IT導入補助金によりケア業務のIT化が加速する予感

 

 国はIT技術の導入による生産性の向上を目指した、IT導入補助金を始めました。

 https://www.it-hojo.jp/

 これにはもちろん医療介護事業も含まれており、この補助金を利用することにより情報共有化などの業務効率化を図る介護事業所も増えるのではないでしょうか。

 

 格安スマホやSIMの登場により月々1,000円程度の通信費でスタッフ全員がモバイルツールを持てるようになっています。

 いよいよ、ケア業務のIT化が加速しそうな気配がしてきました。

 

 

重度の方の在宅ケア推進にはIT技術の導入が不可欠

 

 筆者は訪問介護や看護などの在宅ケアの収益性向上のためには、レベルの高い医療的ケアの実施も含め、医療介護連携が不可欠だと考えています。

 

 重度の障害者や医療ニーズの高い高齢者などの、在宅療養生活を実現するためには、医療介護連携が重要であることは、介護保険制度が始まった頃より継続して訴えられてきたことです。

 

 施設や病院で生活している方でも、連携体制が整えば、実は在宅生活が可能な方が多くおられます。
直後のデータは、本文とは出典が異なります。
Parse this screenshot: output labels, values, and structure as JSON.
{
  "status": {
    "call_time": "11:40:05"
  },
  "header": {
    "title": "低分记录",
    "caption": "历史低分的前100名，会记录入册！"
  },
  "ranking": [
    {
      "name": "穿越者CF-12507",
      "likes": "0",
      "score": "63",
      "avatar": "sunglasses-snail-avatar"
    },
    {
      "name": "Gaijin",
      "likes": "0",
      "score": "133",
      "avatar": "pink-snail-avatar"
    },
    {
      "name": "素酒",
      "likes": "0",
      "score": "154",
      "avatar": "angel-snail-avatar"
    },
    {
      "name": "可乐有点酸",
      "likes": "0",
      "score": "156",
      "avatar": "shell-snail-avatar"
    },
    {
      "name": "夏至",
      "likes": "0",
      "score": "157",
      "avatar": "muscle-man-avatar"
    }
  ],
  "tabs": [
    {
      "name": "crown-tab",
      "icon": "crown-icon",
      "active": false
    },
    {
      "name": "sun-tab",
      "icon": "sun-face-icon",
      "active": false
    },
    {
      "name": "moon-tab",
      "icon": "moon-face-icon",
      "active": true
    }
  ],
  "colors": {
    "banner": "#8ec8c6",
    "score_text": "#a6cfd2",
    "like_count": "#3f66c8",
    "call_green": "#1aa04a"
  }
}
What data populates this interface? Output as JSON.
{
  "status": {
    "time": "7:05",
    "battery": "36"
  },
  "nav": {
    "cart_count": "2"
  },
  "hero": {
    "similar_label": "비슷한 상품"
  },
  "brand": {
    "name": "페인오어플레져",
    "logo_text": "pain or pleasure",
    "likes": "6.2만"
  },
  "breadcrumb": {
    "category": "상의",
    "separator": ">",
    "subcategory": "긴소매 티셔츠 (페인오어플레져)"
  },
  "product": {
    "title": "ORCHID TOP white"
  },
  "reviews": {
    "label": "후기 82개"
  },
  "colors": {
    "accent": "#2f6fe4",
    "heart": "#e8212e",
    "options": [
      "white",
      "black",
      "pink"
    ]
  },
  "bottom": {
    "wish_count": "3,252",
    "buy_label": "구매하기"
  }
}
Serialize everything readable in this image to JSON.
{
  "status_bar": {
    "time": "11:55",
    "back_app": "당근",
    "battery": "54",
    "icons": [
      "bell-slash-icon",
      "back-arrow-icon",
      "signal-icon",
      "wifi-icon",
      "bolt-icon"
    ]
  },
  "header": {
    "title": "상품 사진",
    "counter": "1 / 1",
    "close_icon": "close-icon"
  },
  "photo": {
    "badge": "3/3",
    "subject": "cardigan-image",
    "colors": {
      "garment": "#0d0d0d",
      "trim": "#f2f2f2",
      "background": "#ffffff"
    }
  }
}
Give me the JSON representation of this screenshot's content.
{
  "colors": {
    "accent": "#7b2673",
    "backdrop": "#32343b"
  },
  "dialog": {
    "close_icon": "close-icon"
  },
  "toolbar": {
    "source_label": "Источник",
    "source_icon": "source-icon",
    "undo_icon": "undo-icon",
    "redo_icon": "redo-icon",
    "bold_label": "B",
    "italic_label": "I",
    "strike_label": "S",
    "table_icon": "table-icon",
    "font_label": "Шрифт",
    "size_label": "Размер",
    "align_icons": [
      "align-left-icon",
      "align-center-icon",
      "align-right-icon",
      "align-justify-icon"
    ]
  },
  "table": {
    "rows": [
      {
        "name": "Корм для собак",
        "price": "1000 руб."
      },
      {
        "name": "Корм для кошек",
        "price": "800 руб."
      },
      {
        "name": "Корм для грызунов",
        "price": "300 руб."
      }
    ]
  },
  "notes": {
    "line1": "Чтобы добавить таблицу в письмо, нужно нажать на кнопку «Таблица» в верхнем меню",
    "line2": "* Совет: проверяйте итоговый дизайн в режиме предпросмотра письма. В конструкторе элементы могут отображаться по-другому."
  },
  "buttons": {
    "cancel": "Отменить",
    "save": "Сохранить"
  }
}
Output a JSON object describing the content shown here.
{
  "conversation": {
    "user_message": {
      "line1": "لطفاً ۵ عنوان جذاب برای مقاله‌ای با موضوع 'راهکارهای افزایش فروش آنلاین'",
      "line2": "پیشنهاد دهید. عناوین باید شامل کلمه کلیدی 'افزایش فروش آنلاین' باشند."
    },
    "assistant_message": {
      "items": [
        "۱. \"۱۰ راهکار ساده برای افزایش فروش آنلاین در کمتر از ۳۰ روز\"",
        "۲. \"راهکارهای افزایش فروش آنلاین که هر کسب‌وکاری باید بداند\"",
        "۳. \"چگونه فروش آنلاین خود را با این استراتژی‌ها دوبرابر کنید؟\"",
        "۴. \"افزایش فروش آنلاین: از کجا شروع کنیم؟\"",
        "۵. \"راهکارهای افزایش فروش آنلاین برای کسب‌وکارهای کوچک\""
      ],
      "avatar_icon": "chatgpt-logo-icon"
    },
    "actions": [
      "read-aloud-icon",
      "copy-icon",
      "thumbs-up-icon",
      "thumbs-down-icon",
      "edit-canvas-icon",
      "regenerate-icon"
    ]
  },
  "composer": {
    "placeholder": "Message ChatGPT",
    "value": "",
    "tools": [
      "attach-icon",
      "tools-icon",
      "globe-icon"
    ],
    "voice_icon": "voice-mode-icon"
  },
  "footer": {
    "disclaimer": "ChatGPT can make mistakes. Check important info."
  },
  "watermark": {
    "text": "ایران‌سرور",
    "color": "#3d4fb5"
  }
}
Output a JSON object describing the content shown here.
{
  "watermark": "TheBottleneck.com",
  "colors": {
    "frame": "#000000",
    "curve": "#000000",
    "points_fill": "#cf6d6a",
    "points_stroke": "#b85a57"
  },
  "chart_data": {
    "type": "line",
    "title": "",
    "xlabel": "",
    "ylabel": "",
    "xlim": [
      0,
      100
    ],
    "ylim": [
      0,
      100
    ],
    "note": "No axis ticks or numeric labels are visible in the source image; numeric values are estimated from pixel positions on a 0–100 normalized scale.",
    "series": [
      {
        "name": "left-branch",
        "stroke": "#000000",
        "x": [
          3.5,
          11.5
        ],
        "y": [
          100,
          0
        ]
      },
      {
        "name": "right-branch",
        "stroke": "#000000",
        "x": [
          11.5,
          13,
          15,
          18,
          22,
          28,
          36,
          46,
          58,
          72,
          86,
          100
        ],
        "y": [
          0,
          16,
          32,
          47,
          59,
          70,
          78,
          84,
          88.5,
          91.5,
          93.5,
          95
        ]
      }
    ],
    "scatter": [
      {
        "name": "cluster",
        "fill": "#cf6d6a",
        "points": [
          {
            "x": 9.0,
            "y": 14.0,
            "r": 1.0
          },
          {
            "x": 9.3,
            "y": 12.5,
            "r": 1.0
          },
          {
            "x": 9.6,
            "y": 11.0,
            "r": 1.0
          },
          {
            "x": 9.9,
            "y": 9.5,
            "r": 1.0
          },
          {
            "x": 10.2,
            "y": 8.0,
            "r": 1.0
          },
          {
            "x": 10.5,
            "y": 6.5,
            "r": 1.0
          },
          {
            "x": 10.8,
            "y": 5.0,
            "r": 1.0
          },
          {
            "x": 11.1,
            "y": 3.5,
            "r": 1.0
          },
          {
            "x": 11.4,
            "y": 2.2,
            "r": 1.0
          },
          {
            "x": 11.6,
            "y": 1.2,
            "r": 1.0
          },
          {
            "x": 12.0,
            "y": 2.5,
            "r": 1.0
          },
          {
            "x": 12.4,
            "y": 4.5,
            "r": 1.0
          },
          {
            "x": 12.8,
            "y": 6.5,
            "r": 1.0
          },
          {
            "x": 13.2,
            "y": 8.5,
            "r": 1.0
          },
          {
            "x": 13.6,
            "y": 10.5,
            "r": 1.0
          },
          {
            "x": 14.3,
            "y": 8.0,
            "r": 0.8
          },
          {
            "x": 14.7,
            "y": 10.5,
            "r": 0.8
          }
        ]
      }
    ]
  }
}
その意味で潜在的な在宅療養ニーズは非常に高いのです。

 

 しかしこの連携体制の充実は様々な理由によりなかなか進まない状況でした。

 特に施設や病院が充実している都市圏では、連携を進める主体がはっきりせず、行政や医師会などの利害が交錯し、思うような連携体制が構築できていないように感じます。

 

 

在宅療養は医師の負担が大きい

 

 在宅療養を支えるには、まず訪問診療が重要な役割を担います。

 

 しかし、365日24時間のケア体制を整えるには訪問診療医への負担が非常に大きく、これまでは、医師の地域医療に対する使命感だけで支えられてきた部分が多いと言われます。

 

 このことは未だに解消されておらず、休みもなく24時間体制で働いている訪問診療医は多く、そのためになり手も少ないという課題を抱えています。

 

 

IT化による情報共有で在宅療養は進展する

 

 そこでIT技術を導入し、訪問診療医チームによるカルテの共有などにより、医師の当番制対応を可能にし、一人の医師に負担がかからないようにするモデルが少しずつですが進んでいます。

 

 この方法が全国に広がれば、在宅療養は大きく進展するのではと考えます。

 

 今のところ、これらは一部法人の独自の取り組みであり、公的支援(一部自治体を除く)がない状況で行われています。

 

 今回の補助金の導入により訪問診療のIT化が加速することを望みたいと思います。

 

 

IT化により医療介護連携体制が強化

 

 上流の訪問診療がIT化すれば、下流の訪問看護や介護などの居宅サービスもIT化が進んでいくと考えます。

 

 現状でも、スマホなどにより現場で報告書を入力し、業務効率化は可能ですが、こうした情報が医師から介護まで共有できるようになることは、連携体制の構築には不可欠なことです。

 

 つまり、業務のIT化が上流からやってくるイメージです。

 

 

 

IT化に対応できない事業所は在宅療養ケアには参加できないかも

 

 逆に言えば、IT化に対応できない介護事業所は医療介護の連携体制からは除外される可能性があります。

 

 在宅医療のITフォーマットに合わせた業務ができなければそのチームには加われないということです。

 

 医療から介護までの統一されたシステム環境が整備されるまには、まだ数年はかかるとは思いますが、今のうちから業務のIT化には取り組んでおくべきかと考えます。

 

 特に、スタッフが現場でスマホやタブレットを使いこなせるようにしておくことは、早ければ早いほど良いと思います。

 

 

 

課題は個人情報保護のためのセキュリティー体制の確保

 

 情報の共有化には個人情報の保護の問題が付きまといます。

 

 事業所ごとに個別に利用者情報を管理している場合は、管理責任は事業所にありますので、責任の所在ははっきりしているのですが、クラウドなどにより多数の事業所が情報を共有する場合は、その情報の管理責任が誰にあるのかが不明確です。

 

 民間のIT事業者のシステムを多数の事業所で利用し情報を共有する場合、システムの脆弱性による個人情報の漏えいなどは、システム側の問題になるかもしれません。

 

 しかし、多数の事業所が情報を入出力する場合、どのようなトラブルが発生し、それぞれの事業所の責任がどこまでなのかはっきりしない部分があります。

 

 クラウドシステムにおける個人情報の管理の方法について、明確なガイドラインが必要でしょう。

 

 

 

介護ソフト業者も本腰を入れて売り込みを開始

 

 IT導入補助金はIT業界を騒がせています。

 

 介護ソフト業者もあちこちで自社のシステムの売り込みを開始しており、大手のカイポケもIT導入補助金の利用を呼び掛け、18か月無料お試しのキャンペーンを実施しています。

 

 すでに使っている介護ソフトはあるとは思いますが、もしモバイルシステムを試してみる機会があれば、この際ぜひ試用してみることをお勧めします。